Photo: National Trust for Historic Preservation

This crumbling WW2 era hanger at Wendover Air Force base is where a select group of B-29 pilots trained for a top secret mission--to drop atomic bombs on Japan. The base retains much of the original historic fabric of that era, not just the Enola Gay hanger but bomb storage facilities, barracks, a period control tower, and today a small museum dedicated to the atomic mission and the larger history of the base. Today, the National Trust for Historic Preservation named this hanger one of America’s 11 Most Endangered Historic Places. (You can read a story and see a nice video about the hanger here.)

Should we care? There is tension in historic preservation between preserving places where historic events happened and preserving buildings that are themselves historic (it helps if they are architecturally impressive or quaint as well). Over the years preservation efforts have very much tended to preserve the later--the homes of presidents, historic sites of government, exemplary architecture, etc. Undistinguished-looking but important places have fared less well--the great exception being the historic battle fields that are preserved by both federal and state agencies. But there has to have been a battle! Something like the Fishkill Encampment and Supply Depot, "a sprawling military city that became the most important northern supply center during the Revolutionary War," becomes the site of a shopping mall.

So where does this put the Enola Gay hanger? The Wendover site is the scene of historically important events, but is neither impressive nor pretty. Also working against its preservation is that it represents a chapter in American history about which we have at best ambivalent feelings. How would we interpret Wendover Atomic Historical Monument? The current interpretation at the small museum there tends to stay close to the facts and events that led up to and took place at the base, without asking too many uncomfortable questions about the bombing itself. In the post Enola Gay controversy public history world, that is probably the best we can do.
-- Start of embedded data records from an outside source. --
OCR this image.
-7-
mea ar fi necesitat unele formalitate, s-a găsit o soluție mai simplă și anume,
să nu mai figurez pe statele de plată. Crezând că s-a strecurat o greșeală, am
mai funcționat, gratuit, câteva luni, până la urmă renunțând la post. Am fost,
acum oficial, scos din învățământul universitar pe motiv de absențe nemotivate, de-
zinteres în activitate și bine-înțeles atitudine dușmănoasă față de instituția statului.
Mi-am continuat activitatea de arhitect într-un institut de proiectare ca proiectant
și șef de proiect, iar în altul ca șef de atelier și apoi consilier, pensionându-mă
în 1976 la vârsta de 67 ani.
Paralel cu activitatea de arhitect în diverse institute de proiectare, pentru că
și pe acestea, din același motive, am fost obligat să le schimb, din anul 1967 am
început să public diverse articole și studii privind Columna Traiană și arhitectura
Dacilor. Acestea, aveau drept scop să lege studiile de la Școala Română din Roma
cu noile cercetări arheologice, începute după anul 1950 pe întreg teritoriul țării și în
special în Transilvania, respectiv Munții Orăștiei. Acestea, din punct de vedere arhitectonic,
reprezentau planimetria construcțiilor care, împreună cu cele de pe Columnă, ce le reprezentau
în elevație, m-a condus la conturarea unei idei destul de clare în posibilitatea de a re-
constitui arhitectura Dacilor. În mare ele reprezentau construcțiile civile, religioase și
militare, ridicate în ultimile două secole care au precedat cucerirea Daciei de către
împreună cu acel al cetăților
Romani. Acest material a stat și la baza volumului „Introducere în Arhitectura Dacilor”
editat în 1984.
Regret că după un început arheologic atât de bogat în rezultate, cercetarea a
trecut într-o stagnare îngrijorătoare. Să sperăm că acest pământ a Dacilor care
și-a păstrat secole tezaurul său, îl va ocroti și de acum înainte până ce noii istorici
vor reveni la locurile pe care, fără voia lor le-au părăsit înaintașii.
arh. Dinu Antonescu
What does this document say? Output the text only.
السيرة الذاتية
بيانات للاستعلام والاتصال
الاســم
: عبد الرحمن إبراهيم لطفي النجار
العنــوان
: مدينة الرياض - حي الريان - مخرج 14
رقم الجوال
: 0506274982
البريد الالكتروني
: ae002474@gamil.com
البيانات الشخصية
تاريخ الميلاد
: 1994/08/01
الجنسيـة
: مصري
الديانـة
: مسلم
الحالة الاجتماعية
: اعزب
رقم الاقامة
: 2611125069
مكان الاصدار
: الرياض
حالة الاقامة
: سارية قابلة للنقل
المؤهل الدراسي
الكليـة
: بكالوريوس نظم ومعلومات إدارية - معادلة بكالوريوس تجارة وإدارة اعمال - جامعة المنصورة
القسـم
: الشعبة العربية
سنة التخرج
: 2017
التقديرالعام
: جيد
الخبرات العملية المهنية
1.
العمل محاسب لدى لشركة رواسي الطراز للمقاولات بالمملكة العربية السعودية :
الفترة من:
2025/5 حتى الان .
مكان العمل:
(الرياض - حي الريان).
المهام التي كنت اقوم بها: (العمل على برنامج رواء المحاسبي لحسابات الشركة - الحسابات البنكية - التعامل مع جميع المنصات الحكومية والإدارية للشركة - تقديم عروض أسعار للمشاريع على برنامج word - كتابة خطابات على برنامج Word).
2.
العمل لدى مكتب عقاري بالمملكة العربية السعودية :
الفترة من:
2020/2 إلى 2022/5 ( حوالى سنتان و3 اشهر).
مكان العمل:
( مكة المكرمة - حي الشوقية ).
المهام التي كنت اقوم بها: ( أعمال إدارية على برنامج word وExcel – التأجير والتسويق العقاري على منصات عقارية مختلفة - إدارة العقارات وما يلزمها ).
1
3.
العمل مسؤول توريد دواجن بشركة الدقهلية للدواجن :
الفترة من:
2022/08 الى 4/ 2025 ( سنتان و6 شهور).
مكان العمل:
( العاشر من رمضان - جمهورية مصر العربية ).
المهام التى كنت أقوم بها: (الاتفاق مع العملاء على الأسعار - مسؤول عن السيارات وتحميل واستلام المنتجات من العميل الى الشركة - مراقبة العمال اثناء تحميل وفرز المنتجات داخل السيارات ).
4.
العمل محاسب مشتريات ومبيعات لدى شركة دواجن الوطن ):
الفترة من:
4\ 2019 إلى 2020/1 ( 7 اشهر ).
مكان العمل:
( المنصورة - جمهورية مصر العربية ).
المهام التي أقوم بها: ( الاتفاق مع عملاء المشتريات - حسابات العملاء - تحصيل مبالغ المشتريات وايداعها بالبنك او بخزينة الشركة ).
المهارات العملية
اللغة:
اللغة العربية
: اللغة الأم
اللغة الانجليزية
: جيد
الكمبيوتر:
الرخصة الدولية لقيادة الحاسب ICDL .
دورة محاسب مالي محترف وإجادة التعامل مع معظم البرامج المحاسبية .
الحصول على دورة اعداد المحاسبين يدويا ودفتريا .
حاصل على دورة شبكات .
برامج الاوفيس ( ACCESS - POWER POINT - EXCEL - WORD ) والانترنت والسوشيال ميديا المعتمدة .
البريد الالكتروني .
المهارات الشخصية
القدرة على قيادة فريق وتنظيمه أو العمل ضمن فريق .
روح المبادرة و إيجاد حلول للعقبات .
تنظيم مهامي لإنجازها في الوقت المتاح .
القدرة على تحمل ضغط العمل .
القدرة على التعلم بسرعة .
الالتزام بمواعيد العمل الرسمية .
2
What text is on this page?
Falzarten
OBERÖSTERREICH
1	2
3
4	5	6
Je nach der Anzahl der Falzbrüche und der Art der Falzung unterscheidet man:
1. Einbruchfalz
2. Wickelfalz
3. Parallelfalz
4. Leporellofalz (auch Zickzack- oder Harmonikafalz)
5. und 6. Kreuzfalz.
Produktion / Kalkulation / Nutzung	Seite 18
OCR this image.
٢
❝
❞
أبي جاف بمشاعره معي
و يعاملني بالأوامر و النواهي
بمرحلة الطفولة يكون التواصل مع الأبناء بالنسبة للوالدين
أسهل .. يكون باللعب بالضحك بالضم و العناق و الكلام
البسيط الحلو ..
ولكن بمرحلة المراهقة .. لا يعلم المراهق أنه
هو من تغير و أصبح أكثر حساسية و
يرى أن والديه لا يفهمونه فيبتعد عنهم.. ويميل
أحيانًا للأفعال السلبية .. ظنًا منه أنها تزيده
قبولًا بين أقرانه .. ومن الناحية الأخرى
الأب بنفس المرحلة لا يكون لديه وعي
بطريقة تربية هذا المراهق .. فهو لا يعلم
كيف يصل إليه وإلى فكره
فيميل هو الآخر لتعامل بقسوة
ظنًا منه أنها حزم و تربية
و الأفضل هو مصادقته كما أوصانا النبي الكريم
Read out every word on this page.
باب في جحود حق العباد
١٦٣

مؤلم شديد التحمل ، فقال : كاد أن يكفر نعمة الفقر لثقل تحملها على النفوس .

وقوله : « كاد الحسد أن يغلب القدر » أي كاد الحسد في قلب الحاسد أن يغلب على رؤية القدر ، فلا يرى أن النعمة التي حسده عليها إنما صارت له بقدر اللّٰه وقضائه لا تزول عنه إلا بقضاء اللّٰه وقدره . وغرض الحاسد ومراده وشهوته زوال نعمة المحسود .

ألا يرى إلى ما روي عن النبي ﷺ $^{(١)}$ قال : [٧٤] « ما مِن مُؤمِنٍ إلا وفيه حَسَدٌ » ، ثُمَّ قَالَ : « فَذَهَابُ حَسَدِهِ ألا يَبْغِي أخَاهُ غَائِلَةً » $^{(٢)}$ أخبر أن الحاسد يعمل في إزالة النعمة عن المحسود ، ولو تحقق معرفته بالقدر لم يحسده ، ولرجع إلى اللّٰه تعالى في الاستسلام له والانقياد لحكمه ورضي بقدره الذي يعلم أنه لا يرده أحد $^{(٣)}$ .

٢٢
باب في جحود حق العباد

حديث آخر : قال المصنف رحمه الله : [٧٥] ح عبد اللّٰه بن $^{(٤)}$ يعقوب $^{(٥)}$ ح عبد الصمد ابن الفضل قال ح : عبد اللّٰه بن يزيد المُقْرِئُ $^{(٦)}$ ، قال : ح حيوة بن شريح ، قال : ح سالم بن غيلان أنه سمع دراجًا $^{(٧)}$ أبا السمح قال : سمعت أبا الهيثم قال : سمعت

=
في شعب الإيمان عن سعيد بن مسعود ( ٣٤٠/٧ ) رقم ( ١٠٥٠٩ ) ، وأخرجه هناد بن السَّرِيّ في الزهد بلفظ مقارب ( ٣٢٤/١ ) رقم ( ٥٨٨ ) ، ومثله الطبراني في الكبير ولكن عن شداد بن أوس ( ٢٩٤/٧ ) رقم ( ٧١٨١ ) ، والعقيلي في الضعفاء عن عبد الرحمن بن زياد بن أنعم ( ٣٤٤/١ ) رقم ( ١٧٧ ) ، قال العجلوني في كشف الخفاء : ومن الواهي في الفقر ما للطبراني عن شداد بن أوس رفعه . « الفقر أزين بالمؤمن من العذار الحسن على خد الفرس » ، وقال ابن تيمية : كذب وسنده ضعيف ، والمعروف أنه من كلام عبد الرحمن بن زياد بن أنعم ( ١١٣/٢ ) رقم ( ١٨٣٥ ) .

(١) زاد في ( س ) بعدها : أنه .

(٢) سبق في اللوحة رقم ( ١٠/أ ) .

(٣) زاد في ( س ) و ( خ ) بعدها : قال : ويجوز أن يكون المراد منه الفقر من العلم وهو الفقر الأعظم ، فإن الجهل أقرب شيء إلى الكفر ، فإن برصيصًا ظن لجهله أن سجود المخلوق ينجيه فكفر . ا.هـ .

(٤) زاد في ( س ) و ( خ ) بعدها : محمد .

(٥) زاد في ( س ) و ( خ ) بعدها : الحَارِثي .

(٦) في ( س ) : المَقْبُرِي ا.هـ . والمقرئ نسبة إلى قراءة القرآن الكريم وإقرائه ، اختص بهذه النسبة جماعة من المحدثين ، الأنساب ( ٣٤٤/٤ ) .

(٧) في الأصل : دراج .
And if we are trying to memorialize the atomic effort, where do we put those memorials? The Manhattan Project and the bombing of Japan has many geographic focuses, and the story changes depending on where you choose to tell it. It is a different story at Wendover than it is at Hiroshima, and still a different story at the University of Chicago where Enrico Fermi worked or at Los Alamos. Add to these places Oak Ridge where the nuclear material was processed, Trinity where the first test bomb was detonated, Tinian Island where the pilots took off to drop the bombs on Japan, or any of the dozens of other sites relevant to the story. Which sites do we interpret? Most of these sites are interpreted right now, from a Henry Moore sculpture in Chicago to the Hiroshima Peace Memorial.

I could go either way on the Enola Gay hangar. The hangar is huge, and the rest of the site even larger, and it would take millions of dollars just to stabilize, never mind properly interpret, the site. And would anyone visit after all that investment? Located on the Arizona-Utah line, Wendover is far from modern population centers. On the other hand it is along a busy interstate highway, so if you used the hanger to house some of the cool objects that people like to see--some restored a period planes, uniforms and other military objects--it might be fairly popular. If history hadn't missed out on the stimulus money, I would say to go for it.